The panel recounted that in 1950s and ’60s, the Senate passed constitutional amendments three times that would have called for vacancies to be filled with temporary members who would serve until states held special elections. Those never cleared the House.
The early days of the pandemic forced lawmakers to think on the fly to keep government running, with the House allowing members to hold remote hearings and vote by proxy. The system has been renewed through May 14 and was recently the topic of a House Rules hearing.
Members of the bipartisan commission may have different political feelings about that particular system, but on Wednesday they called for longer-term planning and described how questions of legality and constitutionality have thwarted it.
Pushing back was longtime congressional staffer and parliamentary rules expert George Rogers. While the commission says Congress is woefully unprepared and urges drastic action in the form of a constitutional amendment, Rogers’ prepared testimony pointed to steps the legislative branch has already taken, like a 2005 provision that calls for expedited special elections if there’s a catastrophe that kills more than 100 members.
He argued that the “quorum trap” had been addressed in previous congresses and noted that when Baird got a House vote on a constitutional amendment in 2004, it fell well short of the needed two-thirds majority.

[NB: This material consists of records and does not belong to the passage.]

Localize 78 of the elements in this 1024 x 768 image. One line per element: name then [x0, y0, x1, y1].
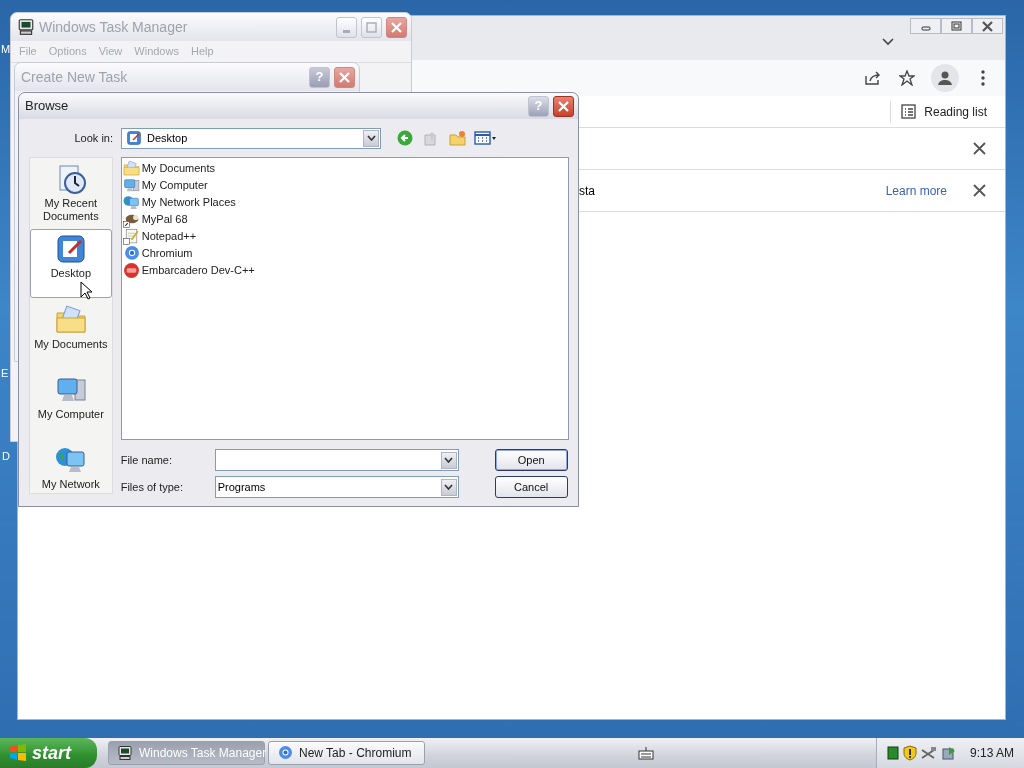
- cursor-icon: [80, 281, 92, 300]
- folder-icon: [54, 304, 87, 336]
- start-button[interactable]: start: [0, 738, 97, 768]
- minimize-icon: [343, 29, 350, 33]
- look-in-label: Look in:: [73, 130, 113, 146]
- view-menu-button[interactable]: [473, 128, 497, 148]
- up-folder-icon: [423, 130, 439, 146]
- computer-icon: [17, 18, 35, 36]
- share-icon: [865, 71, 881, 85]
- list-entry[interactable]: My Network Places: [122, 194, 567, 211]
- list-entry[interactable]: Notepad++: [122, 228, 567, 245]
- learn-more-link[interactable]: Learn more: [885, 181, 947, 200]
- file-type-dropdown[interactable]: Programs: [214, 476, 459, 498]
- close-button[interactable]: [972, 18, 1003, 34]
- close-icon: [391, 21, 402, 33]
- person-icon: [937, 70, 953, 86]
- window-title: Browse: [25, 97, 70, 116]
- restore-button[interactable]: [941, 18, 972, 34]
- list-icon: [901, 104, 917, 119]
- cancel-button[interactable]: Cancel: [494, 476, 568, 498]
- desktop-icon-label: M: [1, 43, 11, 55]
- close-icon: [982, 20, 993, 32]
- shield-icon: [903, 745, 917, 761]
- dev-app-icon: [122, 262, 140, 279]
- windows-logo-icon: [8, 743, 28, 763]
- chevron-down-icon: [366, 135, 376, 141]
- folder-icon: [122, 160, 140, 177]
- desktop-icon: [126, 130, 142, 146]
- close-icon: [339, 71, 350, 83]
- view-grid-icon: [474, 131, 496, 145]
- status-icon: [887, 746, 899, 760]
- open-button[interactable]: Open: [494, 449, 568, 471]
- computer-icon: [117, 745, 133, 761]
- places-item[interactable]: My Documents: [30, 300, 112, 368]
- close-icon: [973, 183, 986, 197]
- chromium-icon: [277, 745, 293, 761]
- desktop-icon-label: E: [1, 367, 9, 379]
- back-button[interactable]: [395, 128, 415, 148]
- look-in-dropdown[interactable]: Desktop: [121, 127, 381, 149]
- taskbar-button[interactable]: New Tab - Chromium: [268, 741, 425, 765]
- list-entry[interactable]: Chromium: [122, 245, 567, 262]
- window-title: Windows Task Manager: [39, 17, 189, 37]
- star-icon: [899, 70, 915, 86]
- close-icon: [558, 100, 569, 112]
- list-entry[interactable]: MyPal 68: [122, 211, 567, 228]
- field-label: Files of type:: [120, 479, 185, 495]
- places-item[interactable]: My Network: [30, 440, 112, 493]
- window-title: Create New Task: [21, 67, 129, 87]
- computer-icon: [122, 177, 140, 194]
- new-folder-icon: [448, 130, 466, 146]
- field-label: File name:: [120, 452, 174, 468]
- file-name-field[interactable]: [214, 449, 459, 471]
- list-entry[interactable]: My Computer: [122, 177, 567, 194]
- chevron-down-icon: [882, 38, 894, 46]
- places-item[interactable]: My Computer: [30, 370, 112, 438]
- desktop-icon-label: D: [2, 450, 10, 462]
- places-item[interactable]: My Recent Documents: [30, 159, 112, 227]
- places-item[interactable]: Desktop: [30, 229, 112, 298]
- chevron-down-icon: [444, 484, 454, 490]
- list-entry[interactable]: Embarcadero Dev-C++: [122, 262, 567, 279]
- restore-icon: [951, 21, 962, 31]
- close-button[interactable]: [973, 141, 987, 156]
- close-button[interactable]: [973, 183, 987, 198]
- close-button[interactable]: [386, 16, 407, 38]
- menu-icon: [981, 70, 985, 86]
- keyboard-icon: [637, 746, 654, 760]
- maximize-icon: [366, 21, 377, 33]
- infobar-text: sta: [579, 182, 595, 200]
- minimize-button[interactable]: [910, 18, 941, 34]
- list-entry[interactable]: My Documents: [122, 160, 567, 177]
- close-button[interactable]: [553, 95, 574, 117]
- desktop-icon: [54, 233, 87, 265]
- clock: 9:13 AM: [969, 745, 1015, 762]
- bookmark-button[interactable]: [897, 68, 917, 88]
- close-icon: [973, 141, 986, 155]
- profile-button[interactable]: [931, 64, 959, 92]
- reading-list-button[interactable]: Reading list: [890, 100, 987, 123]
- chevron-down-icon: [444, 457, 454, 463]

But advocates like A.B. Culvahouse, co-chair of the commission, said constitutional questions remain and rushing elections could undermine their integrity. Preparing for the worst means gaming out every scenario, he said. Even if the body could operate and a small subset of House lawmakers survive, that could throw off the balance of power.
“The most dramatic case would be one where the president and vice president are killed and these 11 remaining members would elect a new speaker of the House who would assume the presidency in the line of succession,” he said.
Also testifying on Wednesday were former Cabinet secretary and congresswoman Donna Shalala, who serves as the other co-chair of the commission, and Doug Lewis, former executive director of the nonprofit Election Center. In the audience was Norm Ornstein, an outspoken advocate for continuity planning who first became involved with the AEI commission back in the early 2000s, when it was a joint effort with the Brookings Institution.
Though time is running short for ModCom — the temporary committee is expected to disband at the end of the current term — Chairman Derek Kilmer reiterated the importance of talking through topics like continuity of Congress, especially after trying times.
No one wants to think about a future when they are not going to be a part of it, he said. But Congress has learned a lot about continuity in the past two years, just like after 9/11. People want to move on from the pandemic, but Congress should take advantage of the unique moment.
“If we don’t, members will be sitting around 20 years from now trying to make sense of what happened and why,” the Washington Democrat said. “Just like a lot of us are doing today, with regard to 9/11 — that’s a disservice to the American people.”